Article 2 : Le surplus des conclusions du pourvoi du DEPARTEMENT DU DOUBS est rejeté.

Article 3 : La demande de la société Grillet Transport devant le juge des référés du tribunal administratif de Besançon en tant qu'elle se rapporte à la phase de la procédure antérieure à la sélection des offres est rejetée.

Article 4 : Le DEPARTEMENT DU DOUBS versera la somme de 3 000 euros à la société Grillet Transport en application des dispositions de l'article L. 761-1 du code de justice administrative.
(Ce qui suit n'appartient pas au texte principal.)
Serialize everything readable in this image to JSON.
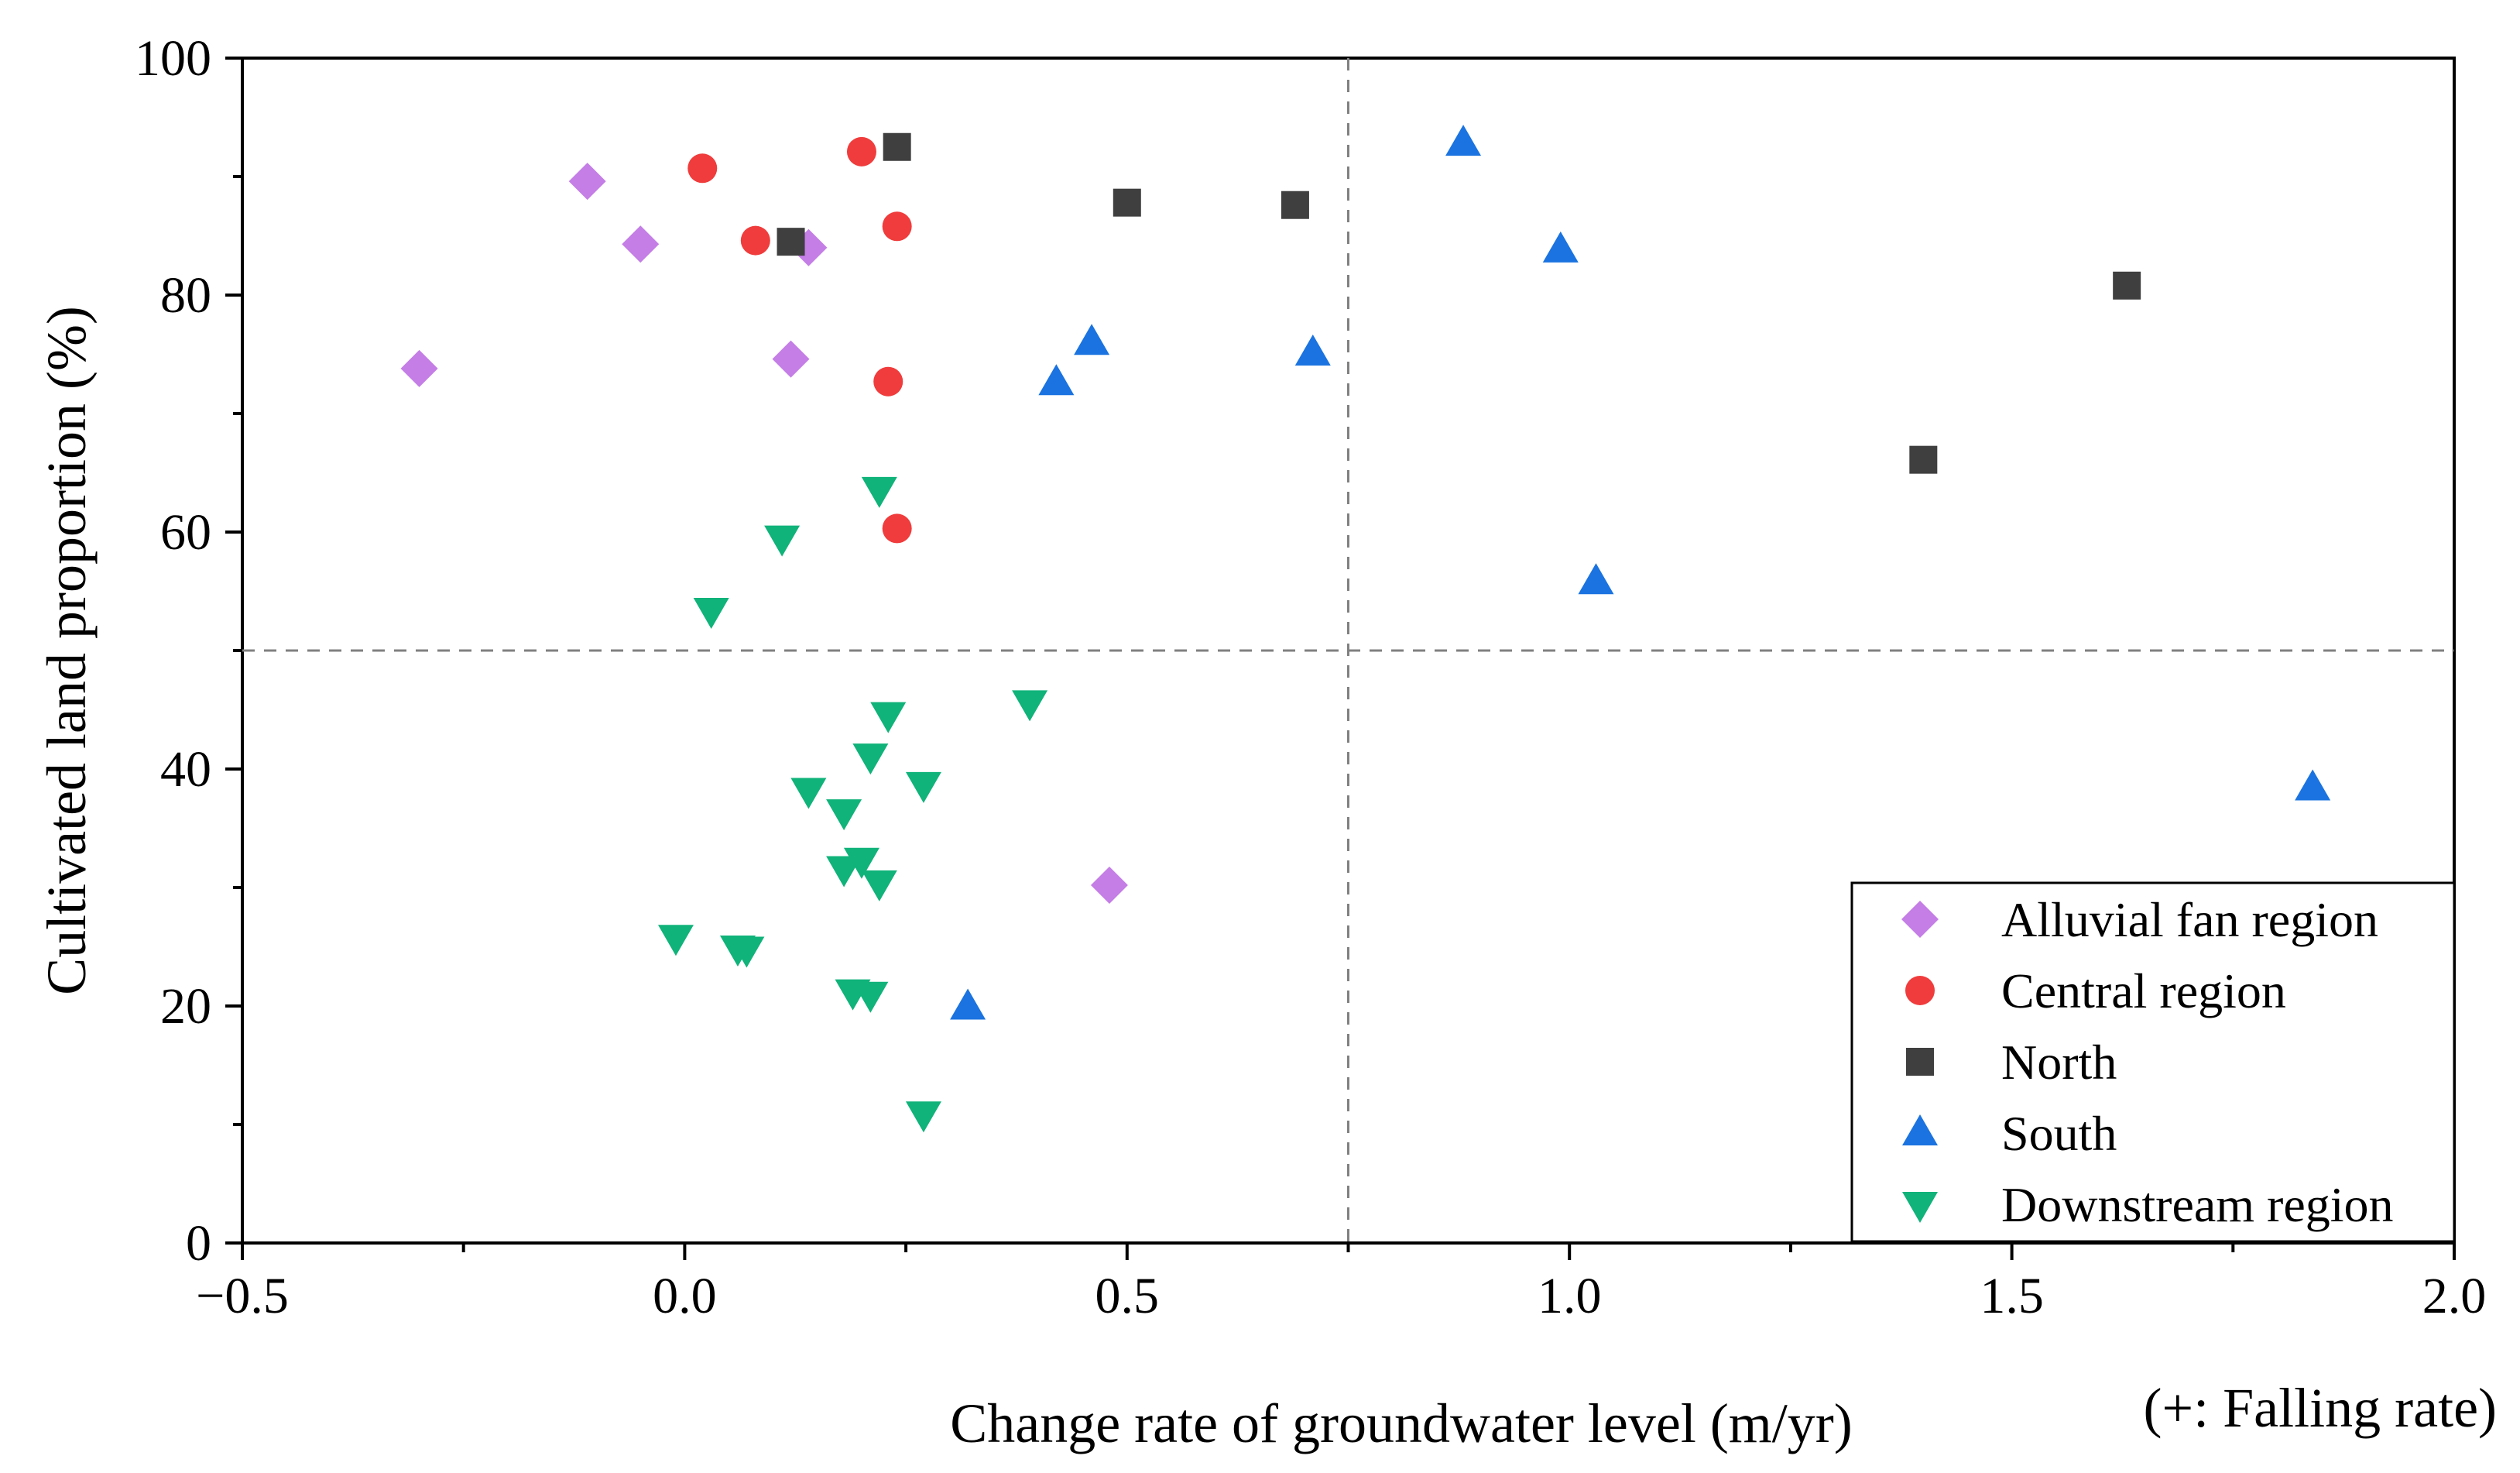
{
  "chart_data": {
    "type": "scatter",
    "title": "",
    "xlabel": "Change rate of groundwater level (m/yr)",
    "xlabel_note": "(+: Falling rate)",
    "ylabel": "Cultivated land proportion (%)",
    "xlim": [
      -0.5,
      2.0
    ],
    "ylim": [
      0,
      100
    ],
    "x_ticks": [
      -0.5,
      0.0,
      0.5,
      1.0,
      1.5,
      2.0
    ],
    "x_tick_labels": [
      "−0.5",
      "0.0",
      "0.5",
      "1.0",
      "1.5",
      "2.0"
    ],
    "y_ticks": [
      0,
      20,
      40,
      60,
      80,
      100
    ],
    "y_tick_labels": [
      "0",
      "20",
      "40",
      "60",
      "80",
      "100"
    ],
    "grid": false,
    "reference_lines": {
      "x": 0.75,
      "y": 50
    },
    "legend_position": "bottom-right",
    "series": [
      {
        "name": "Alluvial fan region",
        "marker": "diamond",
        "color": "#c47ee6",
        "points": [
          [
            -0.3,
            73.8
          ],
          [
            -0.11,
            89.6
          ],
          [
            -0.05,
            84.3
          ],
          [
            0.12,
            74.6
          ],
          [
            0.14,
            84.0
          ],
          [
            0.48,
            30.2
          ]
        ]
      },
      {
        "name": "Central region",
        "marker": "circle",
        "color": "#f03c3c",
        "points": [
          [
            0.02,
            90.7
          ],
          [
            0.08,
            84.6
          ],
          [
            0.2,
            92.1
          ],
          [
            0.24,
            85.8
          ],
          [
            0.23,
            72.7
          ],
          [
            0.24,
            60.3
          ]
        ]
      },
      {
        "name": "North",
        "marker": "square",
        "color": "#3f3f3f",
        "points": [
          [
            0.12,
            84.5
          ],
          [
            0.24,
            92.5
          ],
          [
            0.5,
            87.8
          ],
          [
            0.69,
            87.6
          ],
          [
            1.4,
            66.1
          ],
          [
            1.63,
            80.8
          ]
        ]
      },
      {
        "name": "South",
        "marker": "triangle-up",
        "color": "#1a73e0",
        "points": [
          [
            0.32,
            19.9
          ],
          [
            0.42,
            72.6
          ],
          [
            0.46,
            76.0
          ],
          [
            0.71,
            75.1
          ],
          [
            0.88,
            92.8
          ],
          [
            0.99,
            83.8
          ],
          [
            1.03,
            55.8
          ],
          [
            1.84,
            38.4
          ]
        ]
      },
      {
        "name": "Downstream region",
        "marker": "triangle-down",
        "color": "#10b37a",
        "points": [
          [
            -0.01,
            25.8
          ],
          [
            0.03,
            53.4
          ],
          [
            0.06,
            24.9
          ],
          [
            0.07,
            24.8
          ],
          [
            0.11,
            59.5
          ],
          [
            0.14,
            38.2
          ],
          [
            0.18,
            36.4
          ],
          [
            0.18,
            31.6
          ],
          [
            0.19,
            21.2
          ],
          [
            0.2,
            32.3
          ],
          [
            0.21,
            21.0
          ],
          [
            0.21,
            41.1
          ],
          [
            0.22,
            63.6
          ],
          [
            0.22,
            30.4
          ],
          [
            0.23,
            44.6
          ],
          [
            0.27,
            10.9
          ],
          [
            0.27,
            38.7
          ],
          [
            0.39,
            45.6
          ]
        ]
      }
    ]
  }
}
Article 5 : La présente décision sera notifiée au DEPARTEMENT DU DOUBS, à la société Grillet Transport et à l'Entreprise Steve Roy.

Abstrats

39-02-02-03 MARCHÉS ET CONTRATS ADMINISTRATIFS. FORMATION DES CONTRATS ET MARCHÉS. MODE DE PASSATION DES CONTRATS. APPEL D'OFFRES. - NOTION D'OFFRE INCOMPLÈTE - INCLUSION - CAPACITÉS TECHNIQUES ET FINANCIÈRES DES CANDIDATS INSUFFISAMMENT ÉTAYÉES.

Résumé

39-02-02-03 Est irrégulière au sens de l'article 53 du code des marchés publics, et donc à éliminer, une offre qui, à défaut de contenir toutes les pièces ou renseignements requis par les documents de la consultation, est incomplète. Il appartient au pouvoir adjudicateur de vérifier si les candidats au marché justifient, lors du dépôt de leur offre, qu'ils ont entrepris les démarches suffisantes pour disposer effectivement du matériel nécessaire au commencement de l'exécution du marché, et d'éliminer les offres qui ne remplissent pas cette condition.